German classical archaeologist

Charlotte Fränkel (25 August 1880 – 7 December 1933) was a German classical archaeologist and teacher.

==Biography==
She was taught by Helene Lange and graduated from the Luisengymnasium Berlin on 29 October 1900. She studied classical archaeology at the University of Berlin and the University of Bonn, passing the Rigorosum in Bonn on 30 November 1911. Her 1912 doctoral thesis was titled Satyr- und Bakchennamen auf Vasenbildern. Fränkel was one of only five women who received a doctorate in classical archaeology before the First World War (The others were: Margarete Bieber, Elvira Fölzer, Margret Heinemann, Viktoria von Lieres und Wilkau).

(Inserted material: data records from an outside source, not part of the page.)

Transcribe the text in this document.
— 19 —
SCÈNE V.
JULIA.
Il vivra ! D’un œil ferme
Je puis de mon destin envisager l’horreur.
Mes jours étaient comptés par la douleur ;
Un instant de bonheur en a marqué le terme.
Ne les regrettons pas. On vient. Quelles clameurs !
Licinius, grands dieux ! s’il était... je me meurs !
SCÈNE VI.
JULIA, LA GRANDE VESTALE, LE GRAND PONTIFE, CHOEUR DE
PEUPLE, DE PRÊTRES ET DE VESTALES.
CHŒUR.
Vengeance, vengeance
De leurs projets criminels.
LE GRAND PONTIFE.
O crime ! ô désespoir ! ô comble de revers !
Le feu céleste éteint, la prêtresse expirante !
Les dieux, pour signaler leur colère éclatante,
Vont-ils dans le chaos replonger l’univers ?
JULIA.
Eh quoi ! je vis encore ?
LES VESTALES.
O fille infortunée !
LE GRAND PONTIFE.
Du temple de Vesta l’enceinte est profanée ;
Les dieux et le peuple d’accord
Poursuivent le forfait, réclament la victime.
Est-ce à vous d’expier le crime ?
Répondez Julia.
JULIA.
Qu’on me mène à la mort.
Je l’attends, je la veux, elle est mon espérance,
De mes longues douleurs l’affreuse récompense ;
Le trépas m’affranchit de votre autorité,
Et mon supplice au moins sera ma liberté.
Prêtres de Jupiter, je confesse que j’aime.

In August 1914, she became a high school teacher and worked at the Augusta School in Berlin. From 1922 she worked at a municipal college in Berlin. On 1 September 1933, she was forced to retire early due to implementation of the Law for the Restoration of the Professional Civil Service under the Nazi regime in Germany.

===Personal life===
Charlotte Fränkel was the daughter of the classical philologist Max Fränkel and sister of Hermann Fränkel. In 1915, she married fellow archaeologist Georg Loeschcke.

==Publications==
- Fränkel, C. 1912. "Korinthische Posse", in Rheinisches Museum no 67, 94–106.
- Fränkel, C. 1912.. Satyr - und Bakchennamen auf Vasenbildern. Niemeyer, Halle.